It was the moment for which the Chouan had been waiting. He gave the passport bodily into those incautious hands, and a second later smote their owner with exceeding force on the point of the jaw. M. Duchâtel staggered back, his arms going wide, and the passport flew half across the room as La Vireville followed up with a smashing blow over the heart. The tall mahogany bedpost, which the kidnapper's head next violently encountered, finished La Vireville's work for him with much completeness, but before the inanimate body could slide to the floor La Vireville had grabbed at it and pulled it on to the bed.

"If I have killed him!" he thought, as he bent over his victim, for it looked rather like it. "No; that kind does not die of a good honest blow." With luck, however, he might be unconscious for hours, but it was as well to be on the safe side; so, since it repelled him to cut the throat of a senseless man, he tied his feet with the bell-pull, which he hacked down for the purpose, his hands with the curtain cords. Then he stuffed a towel into his mouth, tied it in position with another, and flung the quilt entirely over him.

He had already possessed himself of M. Duchâtel's papers, reserving their perusal, however, for a more favourable opportunity, and now, picking up Anne-Hilarion's passport, he tiptoed to the door of the inner room, and listened for a moment. Singularly little noise, on the whole, had attended his assault on Anne's guardian, and there was complete silence the other side of the door, yet La Vireville's heart was nearer his mouth than it had yet been, for a child's shrill scream either of joy or terror—and Anne must be thoroughly unnerved by this time—might bring the house about them. However, the possibility had to be faced, so he opened the door a little and called the boy's name softly. There was no answer, and as the room was in darkness the rescuer had perforce to take the lamp from the larger apartment, and to enter, shading it with one hand.

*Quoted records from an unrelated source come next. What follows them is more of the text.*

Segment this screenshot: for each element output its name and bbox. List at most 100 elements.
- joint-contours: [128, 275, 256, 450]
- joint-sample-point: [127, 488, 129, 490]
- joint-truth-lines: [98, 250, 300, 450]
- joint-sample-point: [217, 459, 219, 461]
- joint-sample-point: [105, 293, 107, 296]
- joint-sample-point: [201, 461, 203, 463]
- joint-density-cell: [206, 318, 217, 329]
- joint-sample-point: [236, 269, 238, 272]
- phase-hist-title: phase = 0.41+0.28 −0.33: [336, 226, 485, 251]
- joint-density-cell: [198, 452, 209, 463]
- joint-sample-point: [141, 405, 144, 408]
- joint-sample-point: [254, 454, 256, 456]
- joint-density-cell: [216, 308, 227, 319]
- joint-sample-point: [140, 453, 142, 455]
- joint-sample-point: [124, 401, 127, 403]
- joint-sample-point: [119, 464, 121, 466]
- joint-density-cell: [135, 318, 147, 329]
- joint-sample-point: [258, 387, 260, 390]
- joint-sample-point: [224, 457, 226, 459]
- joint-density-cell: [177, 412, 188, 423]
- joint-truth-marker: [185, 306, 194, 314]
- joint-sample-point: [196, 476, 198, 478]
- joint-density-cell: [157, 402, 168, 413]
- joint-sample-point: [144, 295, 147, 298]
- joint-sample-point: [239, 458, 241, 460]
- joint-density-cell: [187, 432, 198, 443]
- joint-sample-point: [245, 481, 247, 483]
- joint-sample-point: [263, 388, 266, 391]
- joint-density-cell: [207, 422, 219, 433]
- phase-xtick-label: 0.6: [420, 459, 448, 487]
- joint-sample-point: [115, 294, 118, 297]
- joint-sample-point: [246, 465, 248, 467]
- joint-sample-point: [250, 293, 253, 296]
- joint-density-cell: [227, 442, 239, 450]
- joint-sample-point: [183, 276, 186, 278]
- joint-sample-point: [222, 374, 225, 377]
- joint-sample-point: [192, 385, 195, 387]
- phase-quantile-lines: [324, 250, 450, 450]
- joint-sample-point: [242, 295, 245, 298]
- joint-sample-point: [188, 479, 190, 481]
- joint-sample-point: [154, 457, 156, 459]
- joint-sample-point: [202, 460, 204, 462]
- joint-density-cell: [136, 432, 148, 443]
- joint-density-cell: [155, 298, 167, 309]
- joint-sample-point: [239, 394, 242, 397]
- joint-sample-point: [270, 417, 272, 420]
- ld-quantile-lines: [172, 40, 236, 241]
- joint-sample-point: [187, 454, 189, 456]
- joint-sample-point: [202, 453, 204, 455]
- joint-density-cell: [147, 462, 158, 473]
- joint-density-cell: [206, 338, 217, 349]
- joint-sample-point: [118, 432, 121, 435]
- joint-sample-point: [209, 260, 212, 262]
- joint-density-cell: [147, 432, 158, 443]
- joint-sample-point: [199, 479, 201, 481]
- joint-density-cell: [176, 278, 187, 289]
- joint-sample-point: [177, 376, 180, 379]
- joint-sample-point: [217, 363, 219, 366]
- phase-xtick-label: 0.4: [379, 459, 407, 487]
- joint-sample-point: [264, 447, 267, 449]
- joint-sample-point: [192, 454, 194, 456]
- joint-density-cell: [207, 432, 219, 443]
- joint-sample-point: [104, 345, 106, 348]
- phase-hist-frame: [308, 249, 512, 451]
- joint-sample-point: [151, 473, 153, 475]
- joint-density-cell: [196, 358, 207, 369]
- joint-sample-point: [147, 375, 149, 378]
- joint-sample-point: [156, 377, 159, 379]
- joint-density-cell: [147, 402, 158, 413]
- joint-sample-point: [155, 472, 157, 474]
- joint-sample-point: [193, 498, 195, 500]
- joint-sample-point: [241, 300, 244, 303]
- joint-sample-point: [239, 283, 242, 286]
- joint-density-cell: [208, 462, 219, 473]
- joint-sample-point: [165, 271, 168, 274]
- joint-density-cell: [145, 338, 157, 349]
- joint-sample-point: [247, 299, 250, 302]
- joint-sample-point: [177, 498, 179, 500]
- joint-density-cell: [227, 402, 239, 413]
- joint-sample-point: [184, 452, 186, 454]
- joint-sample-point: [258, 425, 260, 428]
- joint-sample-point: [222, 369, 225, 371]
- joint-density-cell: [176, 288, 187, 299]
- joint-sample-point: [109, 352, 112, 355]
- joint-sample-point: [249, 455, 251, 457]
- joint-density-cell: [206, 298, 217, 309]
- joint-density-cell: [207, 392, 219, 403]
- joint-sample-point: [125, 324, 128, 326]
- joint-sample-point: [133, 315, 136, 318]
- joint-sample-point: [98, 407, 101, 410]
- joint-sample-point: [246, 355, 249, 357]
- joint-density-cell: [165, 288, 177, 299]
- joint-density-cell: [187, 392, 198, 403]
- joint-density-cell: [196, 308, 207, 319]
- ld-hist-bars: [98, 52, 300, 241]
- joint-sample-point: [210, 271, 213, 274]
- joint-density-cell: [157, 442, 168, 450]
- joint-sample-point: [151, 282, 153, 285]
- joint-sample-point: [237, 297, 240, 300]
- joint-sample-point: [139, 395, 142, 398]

The Comte de Flavigny was fast asleep in the wide bed, which looked large in the little room, and in which he himself appeared very small, lonely, and pathetic, with one hand under a flushed cheek and the other clutching fast the edge of the patchwork quilt. "The poor baby!" thought La Vireville, but had no time to spend upon sentiment. The main thing, for both their sakes, was to wake him without startling him.

"If I were really the nurse whose duties I now seem to be taking upon myself," thought the Chouan, "I should know better what to do."

He put down the lamp and stooped over the child, shaking the small shoulder very gently, and calling him by name, a hand ready to clap over his mouth if he should scream. At the third or fourth repetition of his name Anne-Hilarion stirred.

"It is not time, Elspeth," he murmured rather crossly, and buried his face in the pillow. "It is not time to get up, I tell you!"

"But it is," asserted La Vireville; "high time. Anne, my little one. . . ." He put his arms under him and lifted him up a trifle.

Anne gave a great sigh and opened his eyes. "Is it thou, Papa? I dreamed—I had such a horrible dream. . . ." Then he returned more fully to waking life. "Who is it?" he said shrilly, beginning to struggle in the strong arms like a captured bird.

"It is I, my child—your friend the Chevalier," said La Vireville, kissing him. "Don't make a noise, little cabbage! See, I am going to take you back to England. But you must be quiet, above all things!"